Data Makes For Big Innovation
Earlier this month, this newspaper led with a headline that Safaricom’s Fuliza product lent Kshs 6.2 billion in its first month after launch. In case you’re one of those laggards that hasn’t entered the mpesa universe yet, Fuliza was launched by Safaricom in January 2019. Its objective is to help the mpesa user avoid that embarrassing “oh-no” moment when goods or services that she wishes to purchase are literally in hand but the funds to pay are not. I signed up for the product following an SMS blitz by Safaricom as soon as it was launched for no other reason than to just stop the confounded messages coming through. Two weeks later I stood at the supermarket till purchasing items via Mpesa. Lord help me because I came up short, Kshs 434.74 to be precise. Usually I would give a sheepish grin to both the cashier and to the visibly irritated customers behind me and mumble something about “please let me withdraw from my bank” and have to wait several nail biting, interminable minutes as my bank’s mobile app chooses to be slow on that day at that moment. But the Mpesa app immediately prompted me to Fuliza – which, by the way, means “continue” in Swahili. In seconds I had been allowed to overdraw my Mpesa by that amount, the transaction was completed, I got an update that I was charged the princely amount of Kshs 4.35 for the overdraft facility and I now owed Kshs 439.09 due in 30 days. Most importantly, the fellows standing in line behind me never knew that I had run out of funds. At all. The next day I withdrew funds from my bank into Mpesa. Again I got a message in a split second, the outstanding amount had been automatically deducted from my funds. And my available limit was back to the Kshs 12,000 that I had automatically been awarded when I signed up.

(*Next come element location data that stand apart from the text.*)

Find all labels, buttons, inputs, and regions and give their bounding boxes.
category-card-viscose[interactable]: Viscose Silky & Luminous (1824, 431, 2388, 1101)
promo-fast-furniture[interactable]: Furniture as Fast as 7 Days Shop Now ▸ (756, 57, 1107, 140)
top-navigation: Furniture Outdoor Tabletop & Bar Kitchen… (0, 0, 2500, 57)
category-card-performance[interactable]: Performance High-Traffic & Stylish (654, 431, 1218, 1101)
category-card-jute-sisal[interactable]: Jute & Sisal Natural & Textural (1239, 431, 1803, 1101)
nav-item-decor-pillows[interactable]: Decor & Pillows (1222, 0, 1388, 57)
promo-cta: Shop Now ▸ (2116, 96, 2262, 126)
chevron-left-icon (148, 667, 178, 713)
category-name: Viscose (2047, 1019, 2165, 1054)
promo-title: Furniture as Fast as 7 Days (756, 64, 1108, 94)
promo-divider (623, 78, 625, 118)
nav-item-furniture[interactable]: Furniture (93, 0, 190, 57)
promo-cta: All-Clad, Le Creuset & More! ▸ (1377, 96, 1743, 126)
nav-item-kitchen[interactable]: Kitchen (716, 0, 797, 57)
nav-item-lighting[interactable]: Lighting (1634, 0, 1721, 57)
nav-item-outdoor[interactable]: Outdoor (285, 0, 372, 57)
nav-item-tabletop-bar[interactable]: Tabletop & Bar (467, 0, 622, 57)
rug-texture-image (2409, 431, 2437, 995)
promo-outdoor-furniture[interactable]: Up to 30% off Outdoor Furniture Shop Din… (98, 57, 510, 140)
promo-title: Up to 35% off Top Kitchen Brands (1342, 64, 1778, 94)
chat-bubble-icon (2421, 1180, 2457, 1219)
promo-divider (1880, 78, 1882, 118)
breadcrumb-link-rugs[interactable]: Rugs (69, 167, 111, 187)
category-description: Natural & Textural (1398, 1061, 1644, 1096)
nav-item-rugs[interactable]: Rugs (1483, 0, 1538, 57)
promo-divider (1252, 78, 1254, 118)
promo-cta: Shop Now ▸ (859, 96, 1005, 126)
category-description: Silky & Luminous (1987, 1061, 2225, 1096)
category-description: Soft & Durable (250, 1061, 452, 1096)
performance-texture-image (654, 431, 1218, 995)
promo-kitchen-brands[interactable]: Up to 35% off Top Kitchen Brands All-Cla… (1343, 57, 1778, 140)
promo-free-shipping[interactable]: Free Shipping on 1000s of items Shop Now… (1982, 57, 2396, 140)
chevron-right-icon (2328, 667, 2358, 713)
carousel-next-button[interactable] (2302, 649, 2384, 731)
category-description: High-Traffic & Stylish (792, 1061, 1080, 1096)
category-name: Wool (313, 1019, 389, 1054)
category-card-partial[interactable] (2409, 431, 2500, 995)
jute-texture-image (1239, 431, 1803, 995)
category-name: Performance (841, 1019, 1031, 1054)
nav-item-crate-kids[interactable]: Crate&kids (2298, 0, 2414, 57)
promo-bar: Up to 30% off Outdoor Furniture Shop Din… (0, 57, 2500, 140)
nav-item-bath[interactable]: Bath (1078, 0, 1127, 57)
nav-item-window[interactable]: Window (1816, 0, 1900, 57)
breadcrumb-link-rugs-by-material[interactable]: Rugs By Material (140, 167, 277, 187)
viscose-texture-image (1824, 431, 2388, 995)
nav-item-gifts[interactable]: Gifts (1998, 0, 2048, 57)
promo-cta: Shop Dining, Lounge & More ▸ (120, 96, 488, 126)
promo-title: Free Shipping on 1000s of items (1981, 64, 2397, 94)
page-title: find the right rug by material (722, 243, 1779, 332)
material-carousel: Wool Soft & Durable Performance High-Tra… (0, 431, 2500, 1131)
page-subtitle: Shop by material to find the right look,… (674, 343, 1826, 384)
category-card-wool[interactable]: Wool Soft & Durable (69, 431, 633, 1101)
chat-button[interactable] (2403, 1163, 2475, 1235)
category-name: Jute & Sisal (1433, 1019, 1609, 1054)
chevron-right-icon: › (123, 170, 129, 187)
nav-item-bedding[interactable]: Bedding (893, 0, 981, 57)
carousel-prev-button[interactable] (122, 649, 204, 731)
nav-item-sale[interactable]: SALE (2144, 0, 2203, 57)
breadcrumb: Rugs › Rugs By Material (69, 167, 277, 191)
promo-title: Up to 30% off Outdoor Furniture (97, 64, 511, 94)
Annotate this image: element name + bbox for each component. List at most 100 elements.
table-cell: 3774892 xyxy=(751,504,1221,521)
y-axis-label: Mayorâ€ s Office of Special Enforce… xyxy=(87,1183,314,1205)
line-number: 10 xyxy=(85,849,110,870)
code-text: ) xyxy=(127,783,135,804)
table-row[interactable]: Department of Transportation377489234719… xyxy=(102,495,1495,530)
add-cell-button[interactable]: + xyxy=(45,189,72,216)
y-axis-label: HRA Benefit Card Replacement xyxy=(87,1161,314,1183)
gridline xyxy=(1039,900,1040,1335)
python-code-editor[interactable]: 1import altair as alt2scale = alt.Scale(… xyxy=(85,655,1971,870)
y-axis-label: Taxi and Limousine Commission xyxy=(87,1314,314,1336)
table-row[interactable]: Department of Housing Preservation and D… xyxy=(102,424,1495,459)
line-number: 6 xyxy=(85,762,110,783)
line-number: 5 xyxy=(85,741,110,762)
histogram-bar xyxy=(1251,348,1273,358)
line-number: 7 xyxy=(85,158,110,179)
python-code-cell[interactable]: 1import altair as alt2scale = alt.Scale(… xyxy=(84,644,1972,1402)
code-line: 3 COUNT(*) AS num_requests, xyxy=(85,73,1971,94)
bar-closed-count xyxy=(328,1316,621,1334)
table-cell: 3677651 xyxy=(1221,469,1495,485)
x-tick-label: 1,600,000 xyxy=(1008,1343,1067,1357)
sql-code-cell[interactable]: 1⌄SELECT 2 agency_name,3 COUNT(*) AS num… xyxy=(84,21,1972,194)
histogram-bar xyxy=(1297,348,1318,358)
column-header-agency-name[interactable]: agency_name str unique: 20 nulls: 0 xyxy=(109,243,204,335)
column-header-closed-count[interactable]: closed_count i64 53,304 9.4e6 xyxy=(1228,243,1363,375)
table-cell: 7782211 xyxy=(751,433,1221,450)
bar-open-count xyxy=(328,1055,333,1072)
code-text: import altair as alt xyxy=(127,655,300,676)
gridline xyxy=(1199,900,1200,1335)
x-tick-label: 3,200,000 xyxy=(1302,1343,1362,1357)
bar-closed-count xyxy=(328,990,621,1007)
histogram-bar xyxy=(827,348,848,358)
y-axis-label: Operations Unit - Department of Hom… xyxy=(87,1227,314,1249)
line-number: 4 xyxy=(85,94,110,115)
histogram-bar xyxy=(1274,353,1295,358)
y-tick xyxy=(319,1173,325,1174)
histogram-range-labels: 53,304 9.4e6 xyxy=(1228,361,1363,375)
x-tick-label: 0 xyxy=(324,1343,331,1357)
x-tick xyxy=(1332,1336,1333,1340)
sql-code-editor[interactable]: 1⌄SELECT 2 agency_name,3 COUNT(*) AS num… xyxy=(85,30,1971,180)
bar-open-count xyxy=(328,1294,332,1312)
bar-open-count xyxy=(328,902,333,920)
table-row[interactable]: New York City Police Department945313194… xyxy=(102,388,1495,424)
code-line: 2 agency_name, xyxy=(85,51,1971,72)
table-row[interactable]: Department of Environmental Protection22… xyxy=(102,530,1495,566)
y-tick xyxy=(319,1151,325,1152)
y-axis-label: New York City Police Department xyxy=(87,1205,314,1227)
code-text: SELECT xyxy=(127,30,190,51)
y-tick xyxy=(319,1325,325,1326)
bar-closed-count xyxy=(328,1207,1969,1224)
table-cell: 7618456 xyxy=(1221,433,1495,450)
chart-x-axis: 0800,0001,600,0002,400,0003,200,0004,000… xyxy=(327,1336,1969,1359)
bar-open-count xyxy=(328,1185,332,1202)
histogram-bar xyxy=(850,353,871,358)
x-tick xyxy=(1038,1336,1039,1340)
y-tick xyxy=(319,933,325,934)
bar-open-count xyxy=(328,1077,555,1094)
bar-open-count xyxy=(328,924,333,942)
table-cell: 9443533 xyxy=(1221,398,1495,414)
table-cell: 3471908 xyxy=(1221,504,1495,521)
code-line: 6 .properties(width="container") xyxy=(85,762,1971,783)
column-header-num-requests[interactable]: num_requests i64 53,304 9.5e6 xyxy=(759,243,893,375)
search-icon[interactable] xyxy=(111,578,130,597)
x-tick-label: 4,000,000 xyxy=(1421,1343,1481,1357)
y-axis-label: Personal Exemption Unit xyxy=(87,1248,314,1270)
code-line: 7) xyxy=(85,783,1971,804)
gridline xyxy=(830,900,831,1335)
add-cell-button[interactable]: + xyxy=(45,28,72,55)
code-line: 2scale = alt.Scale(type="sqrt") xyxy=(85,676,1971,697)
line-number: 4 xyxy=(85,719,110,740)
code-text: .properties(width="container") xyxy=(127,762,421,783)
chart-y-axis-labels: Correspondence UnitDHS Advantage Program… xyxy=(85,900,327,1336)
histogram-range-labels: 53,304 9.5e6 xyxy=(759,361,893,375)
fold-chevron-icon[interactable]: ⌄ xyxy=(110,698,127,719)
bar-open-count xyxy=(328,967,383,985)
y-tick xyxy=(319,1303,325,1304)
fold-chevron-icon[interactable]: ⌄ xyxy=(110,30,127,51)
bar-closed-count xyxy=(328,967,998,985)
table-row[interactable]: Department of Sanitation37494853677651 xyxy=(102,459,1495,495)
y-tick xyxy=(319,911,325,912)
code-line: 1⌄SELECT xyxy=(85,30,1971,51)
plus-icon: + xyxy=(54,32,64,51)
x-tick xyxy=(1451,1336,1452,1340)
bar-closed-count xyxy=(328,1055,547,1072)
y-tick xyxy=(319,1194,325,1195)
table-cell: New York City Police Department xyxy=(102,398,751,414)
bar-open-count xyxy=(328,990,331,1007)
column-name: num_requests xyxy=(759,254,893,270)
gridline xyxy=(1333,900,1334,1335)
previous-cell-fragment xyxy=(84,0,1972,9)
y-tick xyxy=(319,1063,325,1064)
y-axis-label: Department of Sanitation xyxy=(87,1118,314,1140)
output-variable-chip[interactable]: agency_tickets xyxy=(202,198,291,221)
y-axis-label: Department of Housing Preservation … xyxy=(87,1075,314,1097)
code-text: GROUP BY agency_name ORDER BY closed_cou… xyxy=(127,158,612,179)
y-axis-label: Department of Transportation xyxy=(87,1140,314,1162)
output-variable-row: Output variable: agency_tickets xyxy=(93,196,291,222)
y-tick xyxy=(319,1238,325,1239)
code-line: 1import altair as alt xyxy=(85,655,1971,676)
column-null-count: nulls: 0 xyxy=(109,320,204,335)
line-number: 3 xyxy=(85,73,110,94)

Fuliza is a testimony to those two words you see being bandied about miscellaneously: “big data”. Big data are extremely large data sets that may be analysed to reveal patters, trends and associations relating to human behavior and interactions. CBA Bank, the creators of the first Mpesa based lending product Mshwari, used mpesa usage data to feed into their credit algorithm that calculated how credit worthy the loan applicants were. It soon became apparent that about 58% of mpesa transactions failed where the user was sending money to another beneficiary. But about 85% of the same transactions would be repeated within two days, that is, payment to the same beneficiary because funds were now available. It doesn’t take a rocket scientist to see that the data was speaking to a funding gap that would be eliminated within 48 hours as cash came in. In banking-speak this is what an overdraft does: provide a short term cash bridge pending arrival of funds. In the example above, my overdraft interest rate was 1% for a 30 day facility.
If you were to ask the over 400,000 customers that are using Fuliza daily as to what the annualized interest rate (12%) is, they’d tell you that they didn’t care. I certainly didn’t at the point where I was standing at the till with a basket of goods already packed and carefully perched on the counter ready for my hasty exit. Actually neither do the millions of Mshwari customers who are ready to pay a flat fee of 7.5% for a 30 day loan (again, if you annualized that you would get 90%). The Fuliza product currently endures a default rate of less than 1%. So for every 100 shillings that are lent out, less than 1 shilling is lost. The automatic limit that I received of Kshs 12,000 was done without my asking and without my knowledge. The bank just used my data to generate a very important product for me.
To the Kenyan legislature, the lesson here is this: a little bit of research would have led you to see how you could force banks to use the reams of data that they have about their customers to provide a better and differentiated pricing which would have achieved the goal of lowering the cost of loans. Instead, the largely uninformed interest cap route taken has ended up drying credit supply. What these mobile loan applications are telling parliamentarians is that at the end of the day, the retail client is indifferent to the price. He just wants to “fuliza” his life!